Fourth Sunday of Advent
December 22, 2019 – Year A
Readings: Is 7:10-14 / Ps 24 / Rom 1:1-7 / Mt 1:18-24
by Rev. Salvador Añonuevo, Pastor
A couple of weeks ago when I was in the Philippines preparing to fly back here to the US, the Philippine weather bureau had announced that a super typhoon was about to hit our island. This caused the airlines to cancel all of the flights. This super typhoon was probably the equivalent of a category 5 hurricane.
The most popular shelter there during the storms has always been the Catholic churches, because they are the biggest and the strongest buildings in the islands. Most of all, people feel safe there because, as we all believe, the Lord Jesus is present there in the church: Body, Blood, Soul, and Divinity in the Blessed Sacrament.
Today’s first reading from the book of the prophet Isaiah and the gospel taken from the first chapter of St. Matthew remind us that God is with us. In the last verse of the last chapter of St. Matthew’s gospel, the Lord Jesus promised, “Behold, I will be with you always, until the end of time.”

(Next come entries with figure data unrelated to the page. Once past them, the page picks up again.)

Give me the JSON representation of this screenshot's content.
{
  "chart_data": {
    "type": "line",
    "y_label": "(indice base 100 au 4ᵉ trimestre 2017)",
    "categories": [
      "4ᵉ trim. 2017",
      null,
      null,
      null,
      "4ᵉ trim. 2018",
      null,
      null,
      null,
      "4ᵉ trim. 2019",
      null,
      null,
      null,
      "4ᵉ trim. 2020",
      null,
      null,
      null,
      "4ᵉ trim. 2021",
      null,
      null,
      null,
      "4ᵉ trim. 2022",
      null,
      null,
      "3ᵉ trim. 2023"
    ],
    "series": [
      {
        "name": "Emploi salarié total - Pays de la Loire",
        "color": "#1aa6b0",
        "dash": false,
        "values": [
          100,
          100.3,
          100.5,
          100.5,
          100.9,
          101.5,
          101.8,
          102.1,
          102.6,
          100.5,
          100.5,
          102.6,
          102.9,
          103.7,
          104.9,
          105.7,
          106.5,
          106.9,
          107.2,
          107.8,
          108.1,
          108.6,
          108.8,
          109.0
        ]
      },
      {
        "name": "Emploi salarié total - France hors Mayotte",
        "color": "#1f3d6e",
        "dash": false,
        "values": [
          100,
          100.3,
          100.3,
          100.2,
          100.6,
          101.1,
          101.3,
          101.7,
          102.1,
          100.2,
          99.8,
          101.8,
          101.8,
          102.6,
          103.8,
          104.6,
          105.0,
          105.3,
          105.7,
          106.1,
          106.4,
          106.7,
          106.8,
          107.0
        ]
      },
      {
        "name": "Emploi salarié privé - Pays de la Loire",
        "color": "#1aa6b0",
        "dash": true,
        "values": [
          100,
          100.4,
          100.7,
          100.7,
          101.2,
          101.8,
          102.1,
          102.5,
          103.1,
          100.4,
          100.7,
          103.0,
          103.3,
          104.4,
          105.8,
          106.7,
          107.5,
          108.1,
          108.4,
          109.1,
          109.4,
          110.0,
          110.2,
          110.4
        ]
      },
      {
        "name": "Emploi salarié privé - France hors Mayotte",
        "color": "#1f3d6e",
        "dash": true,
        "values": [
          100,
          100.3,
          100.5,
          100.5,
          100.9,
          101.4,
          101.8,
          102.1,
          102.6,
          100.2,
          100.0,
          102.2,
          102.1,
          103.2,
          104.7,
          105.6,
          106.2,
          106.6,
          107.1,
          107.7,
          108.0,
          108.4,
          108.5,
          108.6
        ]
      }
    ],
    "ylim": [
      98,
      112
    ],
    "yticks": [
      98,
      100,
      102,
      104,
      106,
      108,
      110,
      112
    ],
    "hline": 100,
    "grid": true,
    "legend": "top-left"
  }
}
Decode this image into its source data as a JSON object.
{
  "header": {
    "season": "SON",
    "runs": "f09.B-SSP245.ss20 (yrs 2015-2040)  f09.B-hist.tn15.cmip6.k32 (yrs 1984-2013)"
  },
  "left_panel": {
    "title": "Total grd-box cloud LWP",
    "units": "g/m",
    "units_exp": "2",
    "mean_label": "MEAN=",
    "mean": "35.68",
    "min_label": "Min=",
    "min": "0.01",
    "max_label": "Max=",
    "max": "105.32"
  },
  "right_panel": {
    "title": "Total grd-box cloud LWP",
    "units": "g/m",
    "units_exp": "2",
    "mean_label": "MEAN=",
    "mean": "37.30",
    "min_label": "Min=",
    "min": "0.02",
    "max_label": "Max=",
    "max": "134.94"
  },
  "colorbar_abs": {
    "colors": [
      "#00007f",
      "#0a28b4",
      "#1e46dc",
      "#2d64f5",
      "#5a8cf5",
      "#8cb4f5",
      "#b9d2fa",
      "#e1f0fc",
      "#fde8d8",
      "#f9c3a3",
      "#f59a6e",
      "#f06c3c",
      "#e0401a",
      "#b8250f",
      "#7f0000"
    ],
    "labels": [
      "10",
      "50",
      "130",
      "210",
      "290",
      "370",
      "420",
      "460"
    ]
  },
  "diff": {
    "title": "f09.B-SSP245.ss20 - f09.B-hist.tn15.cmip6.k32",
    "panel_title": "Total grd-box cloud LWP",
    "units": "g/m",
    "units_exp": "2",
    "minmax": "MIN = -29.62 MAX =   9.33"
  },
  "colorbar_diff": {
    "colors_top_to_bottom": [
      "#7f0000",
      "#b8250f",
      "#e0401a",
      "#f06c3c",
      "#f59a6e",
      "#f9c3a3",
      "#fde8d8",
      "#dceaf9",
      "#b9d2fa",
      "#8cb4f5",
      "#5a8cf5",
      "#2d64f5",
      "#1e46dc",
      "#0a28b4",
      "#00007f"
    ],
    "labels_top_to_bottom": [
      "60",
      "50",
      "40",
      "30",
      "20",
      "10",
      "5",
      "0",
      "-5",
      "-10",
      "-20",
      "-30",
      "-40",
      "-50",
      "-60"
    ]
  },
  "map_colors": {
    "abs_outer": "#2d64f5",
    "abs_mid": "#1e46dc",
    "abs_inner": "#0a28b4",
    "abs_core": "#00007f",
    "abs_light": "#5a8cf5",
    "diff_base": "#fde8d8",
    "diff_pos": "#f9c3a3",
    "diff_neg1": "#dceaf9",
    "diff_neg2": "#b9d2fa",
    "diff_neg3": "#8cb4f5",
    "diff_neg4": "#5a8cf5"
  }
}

Several years ago, I was a pastor in a church right next to the Pacific Ocean on one of the islands in the Philippines. During the storms, I usually joined my parishioners and their families, including their dogs, cats, goats, pigs, and chickens, inside the church while waiting for the typhoon to pass. The happiest and most relaxed people during those times were the children. They were not worried at all, because their parents gave them an assurance that they would be safe inside God’s house. While I prayed with the adults, the children were all playing, singing, or even dancing.
While some of us may not have experience with severe storms, we all have been beset by hurricanes of problems, difficulties, and sickness, and we know that we need to have faith to retain our sanity. When we are in trouble, it would be great if we could spend time with the Lord in the Blessed Sacrament, but we should keep in mind that God is everywhere. He communicates with us in more ways than we could ever imagine.
A story is told about King Henry III of Bavaria, who lived in the eleventh century. At one point in his life, he became tired of his kingly duties and responsibilities, and he felt that he was being called by God to live a simpler and more spiritual life. So he made an application to Friar Richard to enter his monastery, hoping to become a contemplative monk. His wish was to be finally free of all worldly distractions and to focus on God and his spiritual life.
Friar Richard said to him, “Your majesty, do you understand that one of the vows here is that of obedience? That will be hard for you because you have been a king and you are used to giving and not receiving orders.” King Henry answered, “I do understand, and I promise that for the rest of my life I will be obedient to you as Christ leads you.” Friar Richard responded, “Well then, I will tell you what to do. Go back to your throne and serve faithfully and generously in the place where God has put you.” And King Henry III became a very good and holy king.
In today’s gospel, St Joseph followed God’s way during a family crisis. And the Lord God, through His words in the sacred scriptures, is telling us to do the same. As we go back to our homes after this Mass, let us ask the Lord to give us the strength to live the teachings of the Gospel, and as we continue to navigate the sea of life with its storms of trials and difficulties, may we always remind ourselves of God’s presence, for He is always with us.